Dans les pays à revenu faible ou intermédiaire, le test le plus utilisé pour diagnostiquer la tuberculose active repose sur l’analyse au microscope des expectorations du patient. Mis au point il y a près de 140 ans, ce procédé ne détecte qu’une minorité des cas. Il ne permet généralement pas de détecter la maladie chez les enfants et les personnes co-infectées par le VIH, qui ne peuvent pas produire les expectorations nécessaires, ni chez les personnes atteintes de formes de tuberculose pharmacorésistantes.
Un test diagnostique, Xpert MTB/RIF, a été mis au point et nous l'utilisons dans beaucoup de de nos projets. Toutefois, il ne peut pas être utilisé dans de nombreux contextes où les ressources sont limitée
Le traitement d’une tuberculose sans complication dure au minimum six mois.
En cas de tuberculose pharmacorésistante (TB-PR), il faut souvent prendre de nombreux médicaments sur une période pouvant aller jusqu’à deux ans, voire plus.

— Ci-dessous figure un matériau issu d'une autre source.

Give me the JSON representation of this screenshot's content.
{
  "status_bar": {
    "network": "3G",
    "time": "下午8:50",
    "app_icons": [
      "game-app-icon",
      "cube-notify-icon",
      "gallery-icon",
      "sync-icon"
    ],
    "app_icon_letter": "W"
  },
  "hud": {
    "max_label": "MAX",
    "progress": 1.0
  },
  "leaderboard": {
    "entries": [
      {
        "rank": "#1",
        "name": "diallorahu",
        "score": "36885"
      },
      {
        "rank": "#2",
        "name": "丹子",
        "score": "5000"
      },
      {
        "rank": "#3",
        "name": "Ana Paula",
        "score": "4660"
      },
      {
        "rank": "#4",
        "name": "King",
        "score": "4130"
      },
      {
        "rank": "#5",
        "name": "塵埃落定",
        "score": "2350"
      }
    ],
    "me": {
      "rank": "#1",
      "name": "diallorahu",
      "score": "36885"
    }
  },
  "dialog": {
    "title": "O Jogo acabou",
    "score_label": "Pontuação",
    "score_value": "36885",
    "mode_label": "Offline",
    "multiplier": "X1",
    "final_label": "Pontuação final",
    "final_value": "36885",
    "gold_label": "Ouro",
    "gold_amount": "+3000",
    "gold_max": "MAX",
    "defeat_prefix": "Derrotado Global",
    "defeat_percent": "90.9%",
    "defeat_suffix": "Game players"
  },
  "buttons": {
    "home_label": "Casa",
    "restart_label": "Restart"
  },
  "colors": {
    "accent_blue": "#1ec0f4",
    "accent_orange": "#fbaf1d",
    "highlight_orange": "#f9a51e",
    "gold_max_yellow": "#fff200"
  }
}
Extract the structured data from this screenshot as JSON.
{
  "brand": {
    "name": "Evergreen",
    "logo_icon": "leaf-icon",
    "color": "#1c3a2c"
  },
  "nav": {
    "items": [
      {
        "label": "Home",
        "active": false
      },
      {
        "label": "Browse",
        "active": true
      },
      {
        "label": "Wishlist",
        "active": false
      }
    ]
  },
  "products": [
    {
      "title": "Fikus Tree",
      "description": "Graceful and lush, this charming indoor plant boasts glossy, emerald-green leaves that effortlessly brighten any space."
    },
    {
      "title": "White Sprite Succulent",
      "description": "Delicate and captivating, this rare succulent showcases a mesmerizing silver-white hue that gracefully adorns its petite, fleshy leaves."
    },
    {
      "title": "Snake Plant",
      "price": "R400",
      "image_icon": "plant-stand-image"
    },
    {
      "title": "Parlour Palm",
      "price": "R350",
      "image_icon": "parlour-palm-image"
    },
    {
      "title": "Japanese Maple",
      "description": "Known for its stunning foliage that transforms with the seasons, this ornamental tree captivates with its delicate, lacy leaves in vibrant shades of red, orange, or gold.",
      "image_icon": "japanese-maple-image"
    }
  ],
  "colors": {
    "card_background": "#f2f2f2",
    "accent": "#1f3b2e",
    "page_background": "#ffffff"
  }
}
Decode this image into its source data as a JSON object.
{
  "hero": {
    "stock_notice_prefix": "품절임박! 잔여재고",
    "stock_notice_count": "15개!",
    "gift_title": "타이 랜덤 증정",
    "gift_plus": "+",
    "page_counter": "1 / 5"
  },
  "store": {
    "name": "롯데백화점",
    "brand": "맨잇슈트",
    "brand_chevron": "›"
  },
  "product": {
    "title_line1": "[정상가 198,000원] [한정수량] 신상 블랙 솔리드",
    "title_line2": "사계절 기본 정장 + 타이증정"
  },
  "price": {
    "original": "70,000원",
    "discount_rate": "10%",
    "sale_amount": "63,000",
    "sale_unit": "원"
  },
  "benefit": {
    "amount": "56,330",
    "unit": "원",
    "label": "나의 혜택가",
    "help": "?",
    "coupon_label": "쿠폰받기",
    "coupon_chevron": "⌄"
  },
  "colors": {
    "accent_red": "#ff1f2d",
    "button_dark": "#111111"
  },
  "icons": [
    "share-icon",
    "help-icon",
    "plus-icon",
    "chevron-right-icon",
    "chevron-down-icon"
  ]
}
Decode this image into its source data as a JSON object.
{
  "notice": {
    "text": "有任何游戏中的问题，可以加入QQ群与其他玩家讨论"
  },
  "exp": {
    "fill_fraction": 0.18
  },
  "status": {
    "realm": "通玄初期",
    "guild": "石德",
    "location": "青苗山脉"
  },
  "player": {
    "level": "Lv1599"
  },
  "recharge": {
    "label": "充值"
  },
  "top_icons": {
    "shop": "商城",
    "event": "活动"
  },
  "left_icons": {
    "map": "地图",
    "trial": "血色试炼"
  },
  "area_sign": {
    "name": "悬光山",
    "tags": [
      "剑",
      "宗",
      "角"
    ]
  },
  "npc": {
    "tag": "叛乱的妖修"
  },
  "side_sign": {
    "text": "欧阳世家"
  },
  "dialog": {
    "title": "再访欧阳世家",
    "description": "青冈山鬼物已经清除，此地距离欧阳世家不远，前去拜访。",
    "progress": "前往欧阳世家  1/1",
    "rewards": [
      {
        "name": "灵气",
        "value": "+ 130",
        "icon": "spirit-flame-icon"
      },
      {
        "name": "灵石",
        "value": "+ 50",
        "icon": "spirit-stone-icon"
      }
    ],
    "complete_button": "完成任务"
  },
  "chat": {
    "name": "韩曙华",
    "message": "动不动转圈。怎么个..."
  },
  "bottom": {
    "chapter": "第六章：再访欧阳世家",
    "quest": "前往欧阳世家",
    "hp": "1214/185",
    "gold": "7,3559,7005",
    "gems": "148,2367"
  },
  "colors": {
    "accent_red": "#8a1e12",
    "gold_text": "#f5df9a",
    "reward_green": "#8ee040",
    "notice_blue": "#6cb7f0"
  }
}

Des essais sont en cours pour réduire cette durée à six à neuf mois.
Il est essentiel que les patients suivent le traitement jusqu'à son terme, même lorsqu'ils commencent à se sentir mieux, car un traitement incomplet peut entraîner l'apparition d'une résistance aux médicaments.
La décentralisation du traitement, qui consiste à soigner les patients à domicile, peut les aider à respecter leur traitement et à surmonter les obstacles qu'ils peuvent rencontrer.
Lorsque les patients sont résistants aux deux antibiotiques de première ligne les plus puissants (la rifampicine et l'isoniazide), ils sont considérés comme atteints de tuberculose multirésistante (TB-MR).
Le traitement est long et difficile, et les médicaments ont de nombreux effets secondaires potentiels, notamment la psychose et la surdité.
Les patients peuvent prendre jusqu'à 20 comprimés par jour pendant deux ans, pour un taux de guérison à peine supérieur à 50 %.
La TB-UR (TB ultra-résistante) survient lorsqu'un patient est résistant aux médicaments de deuxième ligne. Seul un tiers des personnes atteintes de TB-UR sont guéries.
La plupart des traitements contre la tuberculose reposent sur des médicaments anciens et toxiques. Toutefois, au cours des dix dernières années, trois nouveaux médicaments ont été développés, les premiers depuis un demi-siècle : la bédaquiline, la délamanide et la prétomanide. Malheureusement, ceux-ci s’avèrent souvent très couteux et indisponibles (en suffisance).